Parce qu'il cumule plusieurs protections : c'est un actif tangible (on ne le « vend pas en un clic » sous le coup de la panique), le marché est structurellement lent, la demande de logement est durable, et les vendeurs vendent d'abord pour un projet de vie (~56 % ont 60 ans et plus). Nuance honnête : cette résilience favorise les biens de qualité — bien situés, économes en énergie. Les logements énergivores ou mal placés souffrent davantage. La crise ne nivelle pas : elle trie.
Est-ce un mauvais moment pour devenir conseiller immobilier ?
Au contraire : l'incertitude est précisément le moment où l'expertise compte le plus. Un vendeur inquiet ou un acheteur hésitant a besoin d'un professionnel capable de décrypter le contexte et de le rassurer avec des faits. Chez LGM Immobilier, des lives avec les équipes tous les quinze jours et des points de marché réguliers arment les conseillers pour naviguer la tempête au lieu de la subir.

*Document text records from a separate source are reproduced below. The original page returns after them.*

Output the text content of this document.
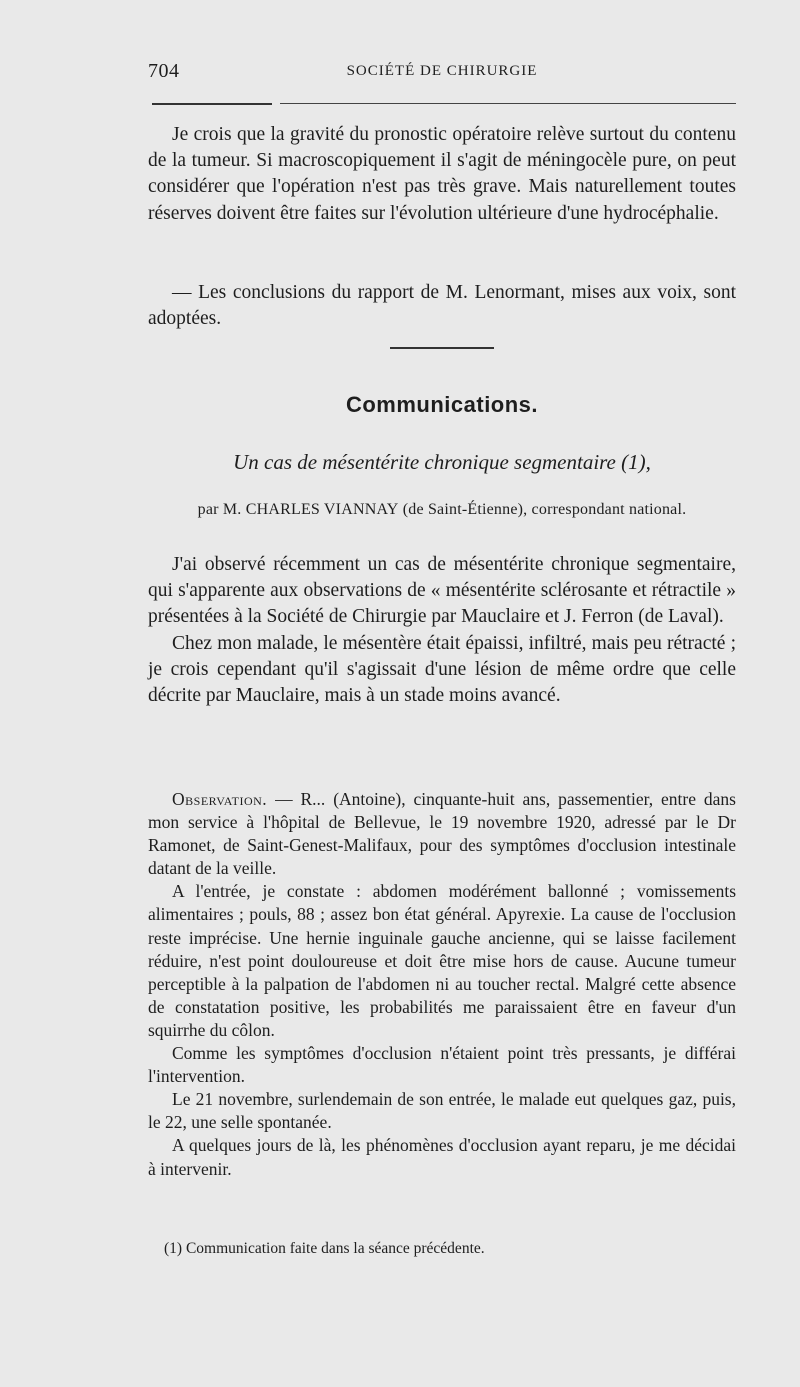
704	SOCIÉTÉ DE CHIRURGIE

Je crois que la gravité du pronostic opératoire relève surtout du contenu de la tumeur. Si macroscopiquement il s'agit de méningocèle pure, on peut considérer que l'opération n'est pas très grave. Mais naturellement toutes réserves doivent être faites sur l'évolution ultérieure d'une hydrocéphalie.

— Les conclusions du rapport de M. Lenormant, mises aux voix, sont adoptées.

Communications.
Un cas de mésentérite chronique segmentaire (1),
par M. CHARLES VIANNAY (de Saint-Étienne), correspondant national.

J'ai observé récemment un cas de mésentérite chronique segmentaire, qui s'apparente aux observations de « mésentérite sclérosante et rétractile » présentées à la Société de Chirurgie par Mauclaire et J. Ferron (de Laval).

Chez mon malade, le mésentère était épaissi, infiltré, mais peu rétracté ; je crois cependant qu'il s'agissait d'une lésion de même ordre que celle décrite par Mauclaire, mais à un stade moins avancé.

Observation. — R... (Antoine), cinquante-huit ans, passementier, entre dans mon service à l'hôpital de Bellevue, le 19 novembre 1920, adressé par le Dr Ramonet, de Saint-Genest-Malifaux, pour des symptômes d'occlusion intestinale datant de la veille.

A l'entrée, je constate : abdomen modérément ballonné ; vomissements alimentaires ; pouls, 88 ; assez bon état général. Apyrexie. La cause de l'occlusion reste imprécise. Une hernie inguinale gauche ancienne, qui se laisse facilement réduire, n'est point douloureuse et doit être mise hors de cause. Aucune tumeur perceptible à la palpation de l'abdomen ni au toucher rectal. Malgré cette absence de constatation positive, les probabilités me paraissaient être en faveur d'un squirrhe du côlon.

Comme les symptômes d'occlusion n'étaient point très pressants, je différai l'intervention.

Le 21 novembre, surlendemain de son entrée, le malade eut quelques gaz, puis, le 22, une selle spontanée.

A quelques jours de là, les phénomènes d'occlusion ayant reparu, je me décidai à intervenir.

(1) Communication faite dans la séance précédente.
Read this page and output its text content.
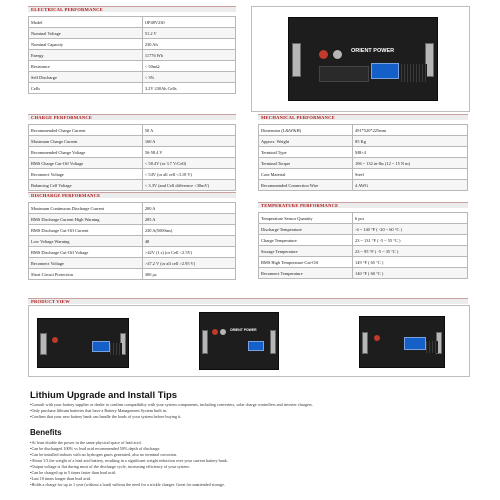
ELECTRICAL PERFORMANCE
Model	OP48V230
Nominal Voltage	51.2 V
Nominal Capacity	230 Ah
Energy	11776 Wh
Resistance	< 50mΩ
Self Discharge	< 3%
Cells	3.2V 230Ah Cells
ORIENT POWER
CHARGE PERFORMANCE
Recommended Charge Current	50 A
Maximum Charge Current	160 A
Recommended Charge Voltage	56-58.4 V
BMS Charge Cut-Off Voltage	< 58.4V (or 3.7 V/Cell)
Reconnect Voltage	< 54V (or all cell <3.18 V)
Balancing Cell Voltage	< 3.3V (and Cell difference <30mV)
MECHANICAL PERFORMANCE
Dimension (L&W&H)	491*520*225mm
Approx. Weight	85 Kg
Terminal Type	M8×4
Terminal Torque	106 ~ 132 in-lbs (12 ~ 15 N m)
Case Material	Steel
Recommended Connection Wire	4 AWG
DISCHARGE PERFORMANCE
Maximum Continuous Discharge Current	200 A
BMS Discharge Current High Warning	205 A
BMS Discharge Cut-Off Current	230 A(5000ms)
Low Voltage Warning	48
BMS Discharge Cut-Off Voltage	>42V (1 s) (or Cell <2.5V)
Reconnect Voltage	>47.2 V (or all cell >2.95 V)
Short Circuit Protection	300 μs
TEMPERATURE PERFORMANCE
Temperature Sensor Quantity	6 pcs
Discharge Temperature	-4 ~ 140 °F ( -20 ~ 60 °C )
Charge Temperature	23 ~ 131 °F ( -5 ~ 55 °C )
Storage Temperature	23 ~ 95 °F ( -5 ~ 35 °C )
BMS High Temperature Cut-Off	149 °F ( 65 °C )
Reconnect Temperature	140 °F ( 60 °C )
PRODUCT VIEW
ORIENT POWER
Lithium Upgrade and Install Tips
•Consult with your battery supplier or dealer to confirm compatibility with your system components, including converters, solar charge controllers and inverter chargers.
•Only purchase lithium batteries that have a Battery Management System built in.
•Confirm that your new battery bank can handle the loads of your system before buying it.
Benefits
•At least double the power in the same physical space of lead acid.
•Can be discharged 100% vs lead acid recommended 50% depth of discharge.
•Can be installed indoors with no hydrogen gases generated, also no terminal corrosion.
•About 1/3 the weight of a lead acid battery, resulting in a significant weight reduction over your current battery bank.
•Output voltage is flat during most of the discharge cycle, increasing efficiency of your system.
•Can be charged up to 5 times faster than lead acid.
•Last 10 times longer than lead acid.
•Holds a charge for up to 1 year (without a load) without the need for a trickle charger. Great for unattended storage.
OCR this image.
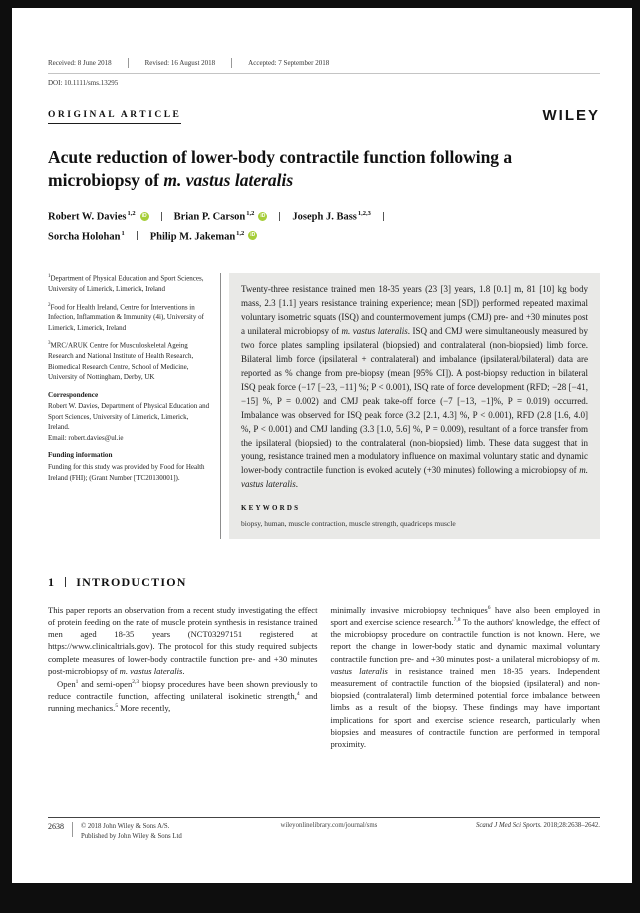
Received: 8 June 2018	Revised: 16 August 2018	Accepted: 7 September 2018
DOI: 10.1111/sms.13295
ORIGINAL ARTICLE	WILEY
Acute reduction of lower-body contractile function following a microbiopsy of m. vastus lateralis
Robert W. Davies$^{1,2}$	iD	Brian P. Carson$^{1,2}$	iD	Joseph J. Bass$^{1,2,3}$
Sorcha Holohan$^1$ Philip M. Jakeman$^{1,2}$	iD

$^1$Department of Physical Education and Sport Sciences, University of Limerick, Limerick, Ireland

$^2$Food for Health Ireland, Centre for Interventions in Infection, Inflammation & Immunity (4i), University of Limerick, Limerick, Ireland

$^3$MRC/ARUK Centre for Musculoskeletal Ageing Research and National Institute of Health Research, Biomedical Research Centre, School of Medicine, University of Nottingham, Derby, UK

Correspondence

Robert W. Davies, Department of Physical Education and Sport Sciences, University of Limerick, Limerick, Ireland.
Email: robert.davies@ul.ie

Funding information

Funding for this study was provided by Food for Health Ireland (FHI); (Grant Number [TC20130001]).

Twenty-three resistance trained men 18-35 years (23 [3] years, 1.8 [0.1] m, 81 [10] kg body mass, 2.3 [1.1] years resistance training experience; mean [SD]) performed repeated maximal voluntary isometric squats (ISQ) and countermovement jumps (CMJ) pre- and +30 minutes post a unilateral microbiopsy of m. vastus lateralis. ISQ and CMJ were simultaneously measured by two force plates sampling ipsilateral (biopsied) and contralateral (non-biopsied) limb force. Bilateral limb force (ipsilateral + contralateral) and imbalance (ipsilateral/bilateral) data are reported as % change from pre-biopsy (mean [95% CI]). A post-biopsy reduction in bilateral ISQ peak force (−17 [−23, −11] %; P < 0.001), ISQ rate of force development (RFD; −28 [−41, −15] %, P = 0.002) and CMJ peak take-off force (−7 [−13, −1]%, P = 0.019) occurred. Imbalance was observed for ISQ peak force (3.2 [2.1, 4.3] %, P < 0.001), RFD (2.8 [1.6, 4.0] %, P < 0.001) and CMJ landing (3.3 [1.0, 5.6] %, P = 0.009), resultant of a force transfer from the ipsilateral (biopsied) to the contralateral (non-biopsied) limb. These data suggest that in young, resistance trained men a modulatory influence on maximal voluntary static and dynamic lower-body contractile function is evoked acutely (+30 minutes) following a microbiopsy of m. vastus lateralis.
KEYWORDS
biopsy, human, muscle contraction, muscle strength, quadriceps muscle
1 INTRODUCTION

This paper reports an observation from a recent study investigating the effect of protein feeding on the rate of muscle protein synthesis in resistance trained men aged 18-35 years (NCT03297151 registered at https://www.clinicaltrials.gov). The protocol for this study required subjects complete measures of lower-body contractile function pre- and +30 minutes post-microbiopsy of m. vastus lateralis.

Open$^1$ and semi-open$^{2,3}$ biopsy procedures have been shown previously to reduce contractile function, affecting unilateral isokinetic strength,$^4$ and running mechanics.$^5$ More recently,

minimally invasive microbiopsy techniques$^6$ have also been employed in sport and exercise science research.$^{7,8}$ To the authors' knowledge, the effect of the microbiopsy procedure on contractile function is not known. Here, we report the change in lower-body static and dynamic maximal voluntary contractile function pre- and +30 minutes post- a unilateral microbiopsy of m. vastus lateralis in resistance trained men 18-35 years. Independent measurement of contractile function of the biopsied (ipsilateral) and non-biopsied (contralateral) limb determined potential force imbalance between limbs as a result of the biopsy. These findings may have important implications for sport and exercise science research, particularly when biopsies and measures of contractile function are performed in temporal proximity.

2638	© 2018 John Wiley & Sons A/S.
Published by John Wiley & Sons Ltd
wileyonlinelibrary.com/journal/sms	Scand J Med Sci Sports. 2018;28:2638–2642.
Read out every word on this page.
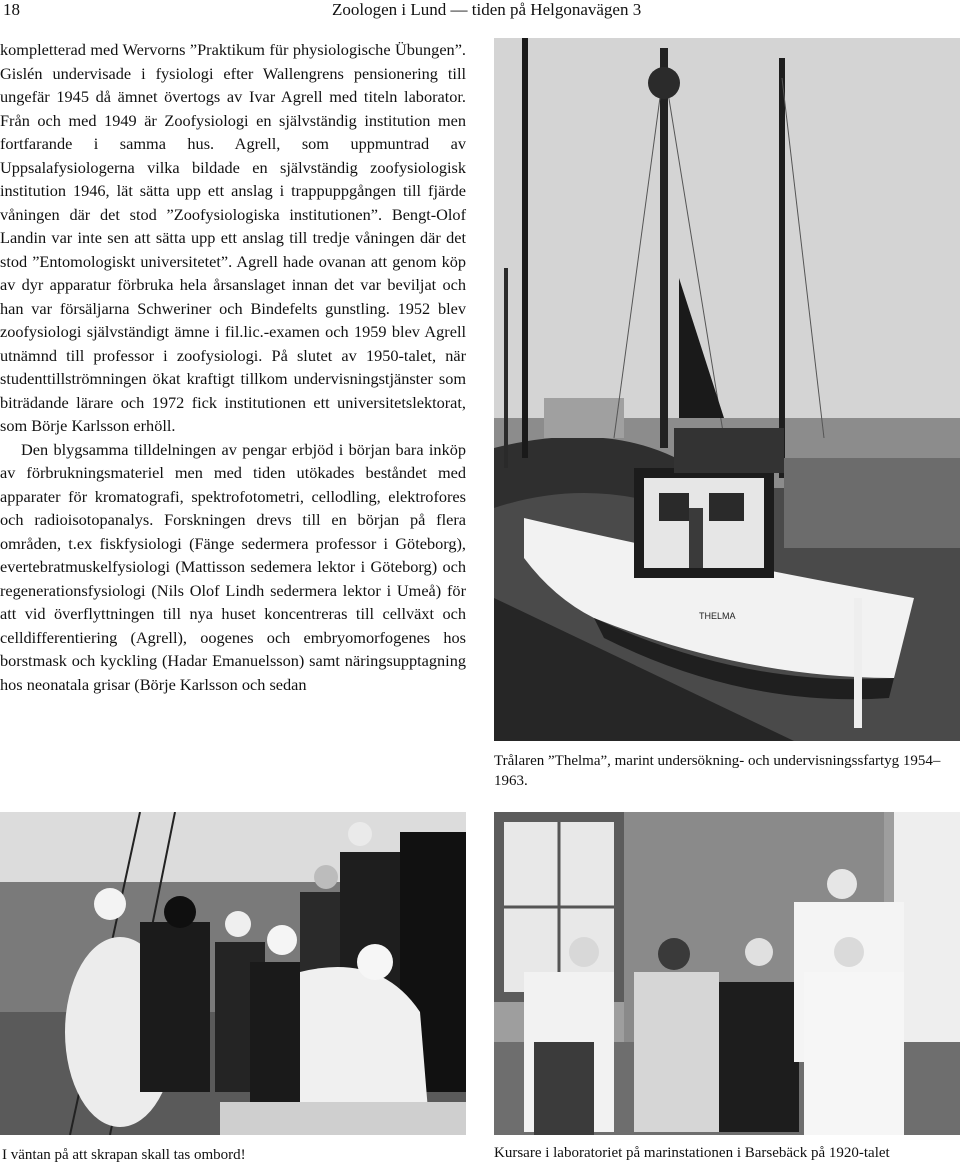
18	Zoologen i Lund — tiden på Helgonavägen 3

kompletterad med Wervorns ”Praktikum für physiologische Übungen”. Gislén undervisade i fysiologi efter Wallengrens pensionering till ungefär 1945 då ämnet övertogs av Ivar Agrell med titeln laborator. Från och med 1949 är Zoofysiologi en självständig institution men fortfarande i samma hus. Agrell, som uppmuntrad av Uppsalafysiologerna vilka bildade en självständig zoofysiologisk institution 1946, lät sätta upp ett anslag i trappuppgången till fjärde våningen där det stod ”Zoofysiologiska institutionen”. Bengt-Olof Landin var inte sen att sätta upp ett anslag till tredje våningen där det stod ”Entomologiskt universitetet”. Agrell hade ovanan att genom köp av dyr apparatur förbruka hela årsanslaget innan det var beviljat och han var försäljarna Schweriner och Bindefelts gunstling. 1952 blev zoofysiologi självständigt ämne i fil.lic.-examen och 1959 blev Agrell utnämnd till professor i zoofysiologi. På slutet av 1950-talet, när studenttillströmningen ökat kraftigt tillkom undervisningstjänster som biträdande lärare och 1972 fick institutionen ett universitetslektorat, som Börje Karlsson erhöll.

Den blygsamma tilldelningen av pengar erbjöd i början bara inköp av förbrukningsmateriel men med tiden utökades beståndet med apparater för kromatografi, spektrofotometri, cellodling, elektrofores och radioisotopanalys. Forskningen drevs till en början på flera områden, t.ex fiskfysiologi (Fänge sedermera professor i Göteborg), evertebratmuskelfysiologi (Mattisson sedemera lektor i Göteborg) och regenerationsfysiologi (Nils Olof Lindh sedermera lektor i Umeå) för att vid överflyttningen till nya huset koncentreras till cellväxt och celldifferentiering (Agrell), oogenes och embryomorfogenes hos borstmask och kyckling (Hadar Emanuelsson) samt näringsupptagning hos neonatala grisar (Börje Karlsson och sedan

THELMA
Trålaren ”Thelma”, marint undersökning- och undervisningssfartyg 1954–1963.
I väntan på att skrapan skall tas ombord!	Kursare i laboratoriet på marinstationen i Barsebäck på 1920-talet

Sources : INSEE (indices des prix à la consommation et emploi, 2026), Notaires de France (volumes et prix des logements anciens), CAFPI / Pretto / Meilleurtaux (taux de crédit), FMI et Banque Mondiale (effets du conflit sur l'énergie). Analyse à jour de juillet 2026, à titre informatif ; ne constitue pas un conseil en investissement. Ce sujet renvoie à un drame humain que cette page n'aborde que sous son angle économique.